Difference Between Invoice Discounting and Invoice Factoring

Below is an overview of the differences between invoice factoring and invoice discounting.

Point of Difference

Invoice Factoring

Invoice Discounting

Ownership of invoices

Lies with the factoring company

Lies with the business, i.e., borrower

Payment Collection Responsibility

Lies with the factoring company

Lies with the business, i.e., borrower

Control Over Credit

Lies with the factoring company

Lies with the business, i.e., borrower

Types of Invoices Accepted

Only select invoices are accepted

The business can choose which invoices to discount

Confidentiality

The business has to disclose the financing facility to the customers

The business can choose to not disclose the financing facility to the customers

While maintaining cash flow is crucial, it is also equally important to ensure that you make the right decision when it comes to factoring accounts receivables. This because the risks associated with it can quickly drain your finances, negating the main benefit of the facility.

Be sure to assess the costs and risks of invoice factoring before availing the facility. This is because with ideal use of the facility, you can boost the growth of your business and enjoy an increased limit in invoice factoring and establishing your creditworthiness in general.

FAQs on Invoice Factoring

How are companies eligible for invoice factoring?

To be eligible for factoring receivables, companies must meet the eligibility requirements set by the factoring company. A key criterion that majority of the factoring companies require businesses to meet is to have customers with good repayment and credit history.

 

Are factored receivables subject to taxes?

Factoring receivables is not subject to taxation for the entity receiving the financing.
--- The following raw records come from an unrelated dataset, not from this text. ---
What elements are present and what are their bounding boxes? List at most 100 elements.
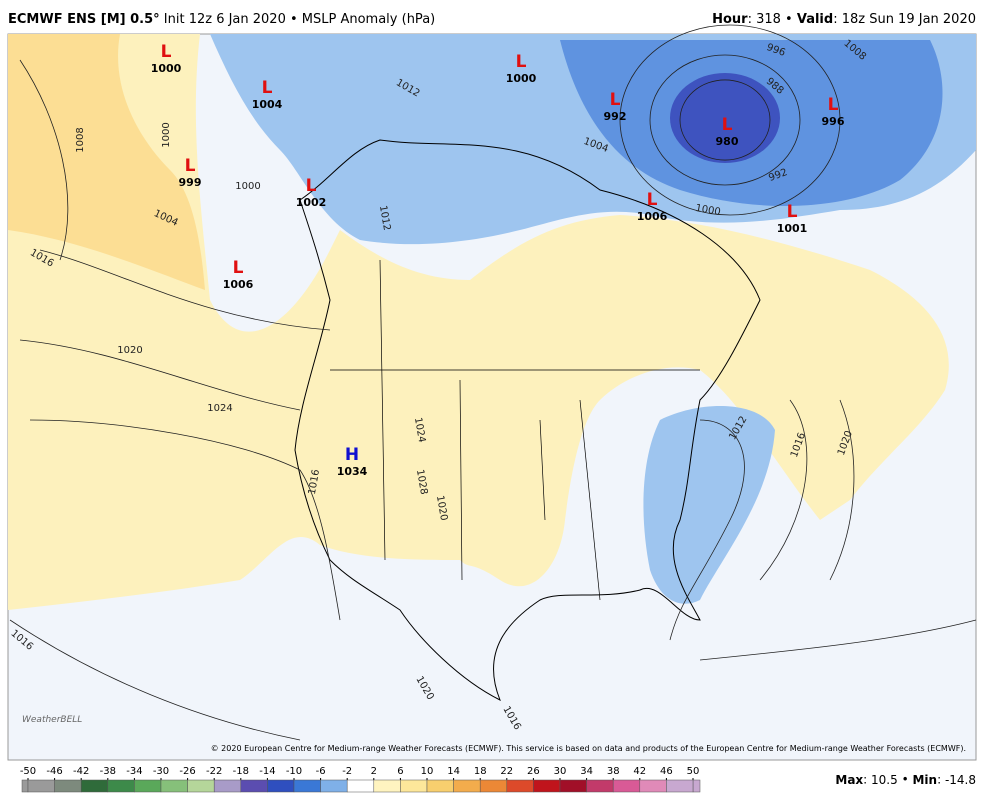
colorbar-tick-label: 18: [474, 766, 487, 777]
center-letter: L: [610, 90, 621, 110]
colorbar-tick-label: -22: [206, 766, 222, 777]
colorbar-swatch: [27, 779, 55, 793]
colorbar-tick-label: -10: [286, 766, 302, 777]
logo: WeatherBELL: [22, 715, 82, 725]
colorbar-tick-label: -14: [259, 766, 275, 777]
colorbar-swatch: [134, 779, 162, 793]
colorbar-swatch: [586, 779, 614, 793]
isobar-label: 1020: [117, 345, 142, 356]
colorbar-tick-label: -50: [20, 766, 36, 777]
hour: : 318 •: [748, 12, 793, 27]
isobar-label: 1024: [412, 417, 427, 444]
colorbar-swatch: [320, 779, 348, 793]
isobar-label: 1000: [235, 181, 260, 192]
center-letter: L: [722, 115, 733, 135]
isobar-label: 1012: [377, 205, 392, 232]
colorbar-swatch: [506, 779, 534, 793]
colorbar-swatch: [426, 779, 454, 793]
colorbar-tick-label: 26: [527, 766, 540, 777]
colorbar-swatch: [160, 779, 188, 793]
colorbar-tick-label: -2: [342, 766, 352, 777]
colorbar-tick-label: 46: [660, 766, 673, 777]
colorbar-tick-label: 14: [447, 766, 460, 777]
isobar-label: 1024: [207, 403, 232, 414]
colorbar-swatch: [479, 779, 508, 793]
colorbar-swatch: [639, 779, 667, 793]
center-letter: L: [516, 52, 527, 72]
center-value: 1001: [777, 222, 808, 235]
colorbar-extension: [692, 779, 701, 793]
center-value: 1000: [506, 72, 537, 85]
colorbar-swatch: [373, 779, 401, 793]
colorbar-swatch: [213, 779, 242, 793]
colorbar-tick-label: 2: [371, 766, 377, 777]
colorbar-tick-label: -6: [316, 766, 326, 777]
colorbar-tick-label: -30: [153, 766, 169, 777]
isobar-label: 1008: [75, 127, 86, 152]
colorbar-swatch: [187, 779, 215, 793]
isobars: [9, 24, 977, 741]
center-letter: L: [161, 42, 172, 62]
colorbar-tick-label: -46: [46, 766, 62, 777]
header-right: Hour: 318 • Valid: 18z Sun 19 Jan 2020: [712, 12, 976, 27]
colorbar-tick-label: 22: [500, 766, 513, 777]
center-letter: L: [185, 156, 196, 176]
map-panel: WeatherBELL © 2020 European Centre for M…: [7, 24, 977, 761]
colorbar-tick-label: 34: [580, 766, 593, 777]
center-letter: L: [306, 176, 317, 196]
colorbar-swatch: [612, 779, 641, 793]
colorbar-swatch: [666, 779, 694, 793]
center-value: 999: [179, 176, 202, 189]
positive-anomaly-core: [8, 34, 205, 290]
borders: [330, 259, 700, 601]
colorbar-tick-label: 30: [554, 766, 567, 777]
isobar-label: 1016: [307, 469, 322, 496]
center-value: 1006: [637, 210, 668, 223]
negative-anomaly-core: [670, 73, 780, 163]
isobar-label: 1000: [694, 203, 721, 218]
center-value: 1006: [223, 278, 254, 291]
center-letter: L: [262, 78, 273, 98]
isobar-label: 1028: [414, 469, 429, 496]
colorbar-tick-label: -26: [179, 766, 195, 777]
center-value: 980: [716, 135, 739, 148]
isobar-label: 1020: [434, 495, 449, 522]
center-value: 1034: [337, 465, 368, 478]
colorbar-swatch: [453, 779, 481, 793]
hour-label: Hour: [712, 12, 748, 27]
colorbar-tick-label: -38: [100, 766, 116, 777]
isobar-label: 1000: [161, 122, 172, 147]
negative-anomaly-east: [643, 406, 775, 604]
valid: : 18z Sun 19 Jan 2020: [833, 12, 976, 27]
colorbar-extension: [21, 779, 29, 793]
center-letter: H: [345, 445, 359, 465]
center-letter: L: [647, 190, 658, 210]
colorbar-tick-label: 42: [633, 766, 646, 777]
min-label: Min: [912, 773, 937, 787]
colorbar-tick-label: 50: [687, 766, 700, 777]
colorbar-swatch: [293, 779, 321, 793]
colorbar-tick-label: -42: [73, 766, 89, 777]
coastline: [294, 139, 761, 702]
colorbar-swatch: [533, 779, 561, 793]
min-value: -14.8: [945, 773, 976, 787]
colorbar-swatch: [54, 779, 82, 793]
stats: Max: 10.5 • Min: -14.8: [835, 773, 976, 787]
center-value: 1004: [252, 98, 283, 111]
colorbar-swatch: [559, 779, 587, 793]
colorbar-tick-label: 6: [397, 766, 403, 777]
center-value: 1000: [151, 62, 182, 75]
colorbar-tick-label: -18: [233, 766, 249, 777]
copyright: © 2020 European Centre for Medium-range …: [211, 744, 966, 753]
colorbar-swatch: [400, 779, 428, 793]
center-value: 996: [822, 115, 845, 128]
positive-anomaly: [8, 34, 949, 610]
valid-label: Valid: [797, 12, 833, 27]
colorbar-tick-label: -34: [126, 766, 142, 777]
center-letter: L: [233, 258, 244, 278]
center-value: 992: [604, 110, 627, 123]
colorbar-swatch: [107, 779, 135, 793]
colorbar-tick-label: 10: [421, 766, 434, 777]
center-letter: L: [787, 202, 798, 222]
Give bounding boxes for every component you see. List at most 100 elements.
However, the factoring company may be liable for taxation for the fees levied by it.

What are the 2 types of invoice factoring?

The two types of factoring of invoices - non-recourse and recourse. In the former, the company offering the financing will bear the loss if the customer does not pay. However, in recourse, the business receiving cash against the facility will pay the invoice amount if the customer fails to do so.

 

What is the cost of factoring invoices?

The invoice factoring rates differ based on the factoring company and the amount of bills you factor. You can check the same before availing the facility.

 

What is the difference between invoice factoring and financing?

Invoice factoring is when the business sells its credit invoices to a factoring company and receives a fraction of the invoice value immediately. Invoice financing, or invoice discounting is when the business offers the credit invoices as security and avails financing in the form of loan.

 

Latest News Updates

By 2032, the Market for Invoice Factoring Will Experience Exponential Growth

Brainy Insights, a leading market intelligence company, has predicted that the market of invoice factoring, valued at $2.74 trillion globally in 2022, is expected to grow to a massive $6 trillion by 2032. This growth can be accredited to the adoption of natural language processing, artificial intelligence and machine learning worldwide. Additionally, the approach of collaboration that was adopted during the pandemic, with Supply Chain Finance (SCFs) and banks working together to help client ecosystems has contributed to the positive growth of the market.